La réglementation du travail est perçue comme trop contraignante par un dirigeant de PME sur deux, et beaucoup seraient prêts à embaucher s'il y avait plus de souplesse et de flexibilité. La confiance des dirigeants de PME dans le Gouvernement est tombée de 54 % en 2002 à 20 % en 2005, et seuls 15 % d'entre eux se disent optimistes. Alors qu'ils avaient créé 60 000 emplois en 2001, ils n'en créent quasiment plus aujourd'hui.

Les mesures annoncées par le Premier ministre dans sa déclaration de politique générale sont de bon sens, et méritent d'être soutenues. Certains articles du projet sont néanmoins trop complexes : ainsi, l'article 8 relatif aux provisions pour investissement comporte pas moins de quinze contraintes - il serait bon que le ministre se souvienne qu'il a promis d'être le ministre de la simplification ! S'agissant des chambres de commerce et d'industrie, qui font l'objet du titre VII, il serait temps de mettre davantage l'accent sur ce qu'elles doivent faire que sur ce qu'elles peuvent faire... Enfin, la loi Galland doit être avant tout rendue applicable, car rien n'est pire qu'un texte que les tribunaux sont incapables d'appliquer, ou que le pouvoir politique est impuissant à faire respecter ; par ailleurs, il ne faut pas confondre l'interdiction de revendre au-dessous du prix d'achat et la lutte contre la pratique des marges arrière.

M. Michel Vergnier a regretté, au nom du groupe socialiste, que le projet de loi vienne en discussion de façon précipitée, et que l'urgence déclarée prive le législateur d'utiles navettes : ceux qui sont concernés par ses dispositions méritaient de meilleures conditions d'examen, d'autant que certains points font l'objet de nombreuses réserves, critiques ou craintes.

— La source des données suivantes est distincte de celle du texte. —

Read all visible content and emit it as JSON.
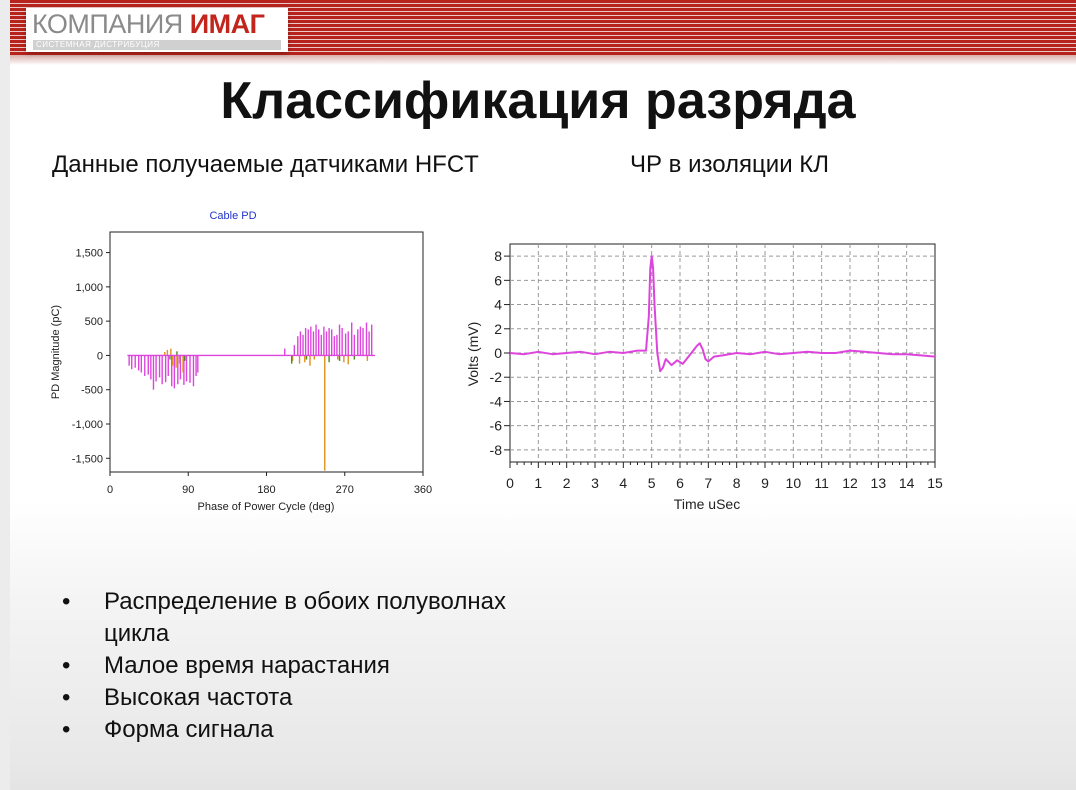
{
  "logo": {
    "part1": "КОМПАНИЯ",
    "part2": "ИМАГ",
    "subtitle": "СИСТЕМНАЯ ДИСТРИБУЦИЯ"
  },
  "title": "Классификация разряда",
  "left_subtitle": "Данные получаемые датчиками HFCT",
  "right_subtitle": "ЧР в изоляции КЛ",
  "bullets": [
    "Распределение в обоих полуволнах цикла",
    "Малое время нарастания",
    "Высокая частота",
    "Форма сигнала"
  ],
  "colors": {
    "header_red": "#b8221c",
    "magenta": "#dd44dd",
    "orange": "#e09020",
    "green": "#4a8a1a"
  },
  "chart_data": [
    {
      "type": "bar",
      "title": "Cable PD",
      "xlabel": "Phase of Power Cycle (deg)",
      "ylabel": "PD Magnitude (pC)",
      "xlim": [
        0,
        360
      ],
      "ylim": [
        -1700,
        1800
      ],
      "xticks": [
        0,
        90,
        180,
        270,
        360
      ],
      "xtick_labels": [
        "0",
        "90",
        "180",
        "270",
        "360"
      ],
      "yticks": [
        1500,
        1000,
        500,
        0,
        -500,
        -1000,
        -1500
      ],
      "ytick_labels": [
        "1,500",
        "1,000",
        "500",
        "0",
        "-500",
        "-1,000",
        "-1,500"
      ],
      "baseline": {
        "x_start": 20,
        "x_end": 305,
        "y": 0
      },
      "series": [
        {
          "color": "#dd44dd",
          "points": [
            [
              22,
              -150
            ],
            [
              25,
              -200
            ],
            [
              29,
              -180
            ],
            [
              33,
              -220
            ],
            [
              36,
              -250
            ],
            [
              40,
              -300
            ],
            [
              44,
              -280
            ],
            [
              47,
              -350
            ],
            [
              50,
              -500
            ],
            [
              53,
              -380
            ],
            [
              57,
              -320
            ],
            [
              60,
              -420
            ],
            [
              64,
              -390
            ],
            [
              67,
              -300
            ],
            [
              71,
              -450
            ],
            [
              74,
              -480
            ],
            [
              78,
              -420
            ],
            [
              81,
              -350
            ],
            [
              85,
              -430
            ],
            [
              88,
              -380
            ],
            [
              92,
              -400
            ],
            [
              96,
              -450
            ],
            [
              99,
              -300
            ],
            [
              101,
              -250
            ],
            [
              201,
              100
            ],
            [
              212,
              150
            ],
            [
              216,
              280
            ],
            [
              219,
              350
            ],
            [
              222,
              300
            ],
            [
              225,
              400
            ],
            [
              228,
              380
            ],
            [
              231,
              420
            ],
            [
              234,
              350
            ],
            [
              237,
              450
            ],
            [
              240,
              380
            ],
            [
              243,
              300
            ],
            [
              246,
              420
            ],
            [
              249,
              350
            ],
            [
              252,
              400
            ],
            [
              255,
              380
            ],
            [
              258,
              280
            ],
            [
              261,
              300
            ],
            [
              264,
              450
            ],
            [
              267,
              400
            ],
            [
              271,
              320
            ],
            [
              274,
              350
            ],
            [
              278,
              480
            ],
            [
              281,
              300
            ],
            [
              285,
              380
            ],
            [
              288,
              420
            ],
            [
              291,
              400
            ],
            [
              295,
              480
            ],
            [
              298,
              350
            ],
            [
              301,
              450
            ]
          ]
        },
        {
          "color": "#e09020",
          "points": [
            [
              63,
              50
            ],
            [
              66,
              80
            ],
            [
              70,
              100
            ],
            [
              72,
              -150
            ],
            [
              76,
              -180
            ],
            [
              80,
              -120
            ],
            [
              84,
              -250
            ],
            [
              210,
              -80
            ],
            [
              218,
              -120
            ],
            [
              224,
              -100
            ],
            [
              230,
              -150
            ],
            [
              235,
              -60
            ],
            [
              247,
              -1680
            ],
            [
              262,
              -60
            ],
            [
              269,
              -100
            ],
            [
              274,
              -130
            ],
            [
              296,
              -80
            ]
          ]
        },
        {
          "color": "#4a8a1a",
          "points": [
            [
              69,
              -60
            ],
            [
              77,
              60
            ],
            [
              86,
              -80
            ],
            [
              209,
              -120
            ],
            [
              226,
              -60
            ],
            [
              252,
              -100
            ],
            [
              264,
              -80
            ],
            [
              281,
              -60
            ]
          ]
        }
      ]
    },
    {
      "type": "line",
      "xlabel": "Time  uSec",
      "ylabel": "Volts (mV)",
      "xlim": [
        0,
        15
      ],
      "ylim": [
        -9,
        9
      ],
      "xticks": [
        0,
        1,
        2,
        3,
        4,
        5,
        6,
        7,
        8,
        9,
        10,
        11,
        12,
        13,
        14,
        15
      ],
      "yticks": [
        8,
        6,
        4,
        2,
        0,
        -2,
        -4,
        -6,
        -8
      ],
      "grid": true,
      "series": [
        {
          "color": "#dd44dd",
          "x": [
            0,
            0.5,
            1,
            1.5,
            2,
            2.5,
            3,
            3.5,
            4,
            4.5,
            4.8,
            4.9,
            4.95,
            5.0,
            5.05,
            5.1,
            5.2,
            5.3,
            5.4,
            5.5,
            5.7,
            5.9,
            6.1,
            6.3,
            6.5,
            6.6,
            6.7,
            6.8,
            6.9,
            7.0,
            7.2,
            7.5,
            8,
            8.5,
            9,
            9.5,
            10,
            10.5,
            11,
            11.5,
            12,
            12.5,
            13,
            13.5,
            14,
            14.5,
            15
          ],
          "y": [
            0.0,
            -0.1,
            0.1,
            -0.1,
            0.0,
            0.1,
            -0.1,
            0.1,
            0.0,
            0.2,
            0.2,
            3.0,
            7.0,
            8.0,
            7.0,
            4.0,
            0.0,
            -1.5,
            -1.2,
            -0.5,
            -1.0,
            -0.6,
            -0.9,
            -0.3,
            0.3,
            0.6,
            0.8,
            0.3,
            -0.5,
            -0.7,
            -0.3,
            -0.2,
            0.0,
            -0.1,
            0.1,
            -0.1,
            0.0,
            0.1,
            0.0,
            0.0,
            0.2,
            0.1,
            0.0,
            -0.1,
            -0.1,
            -0.2,
            -0.3
          ]
        }
      ]
    }
  ]
}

La nécessité de soutenir les PME n'est guère contestée, ni celle de réformer la loi Galland. L'amélioration du statut des conjoints, la facilitation de la transmission, la régulation des enchères électroniques sont assurément des éléments positifs. Reste que les sujets abordés sont bien disparates : réforme des chambres de commerce et d'industrie - mais non pas, étrangement, des chambres de métiers-, sociétés d'exercice libéral, travail illégal, travail dans l'industrie cinématographique, etc. Surtout, on peut redouter que certaines dispositions ne soient contrecarrées par d'autres textes du Gouvernement, comme le projet de loi sur les services à la personne, ou comme le contrat nouvelle embauche, assimilable à une sorte de contrat de 24 heures renouvelable 730 fois... Il n'y a, enfin, aucune mesure en faveur des salariés des PME, ni de l'aide à la reprise par le salarié principal - qui est souvent, pourtant, le mieux placé car le plus apte -, et la création du comité d'action sociale inter-entreprises, naguère envisagée par le secrétaire d'Etat François Patriat, ne semble pas davantage à l'ordre du jour.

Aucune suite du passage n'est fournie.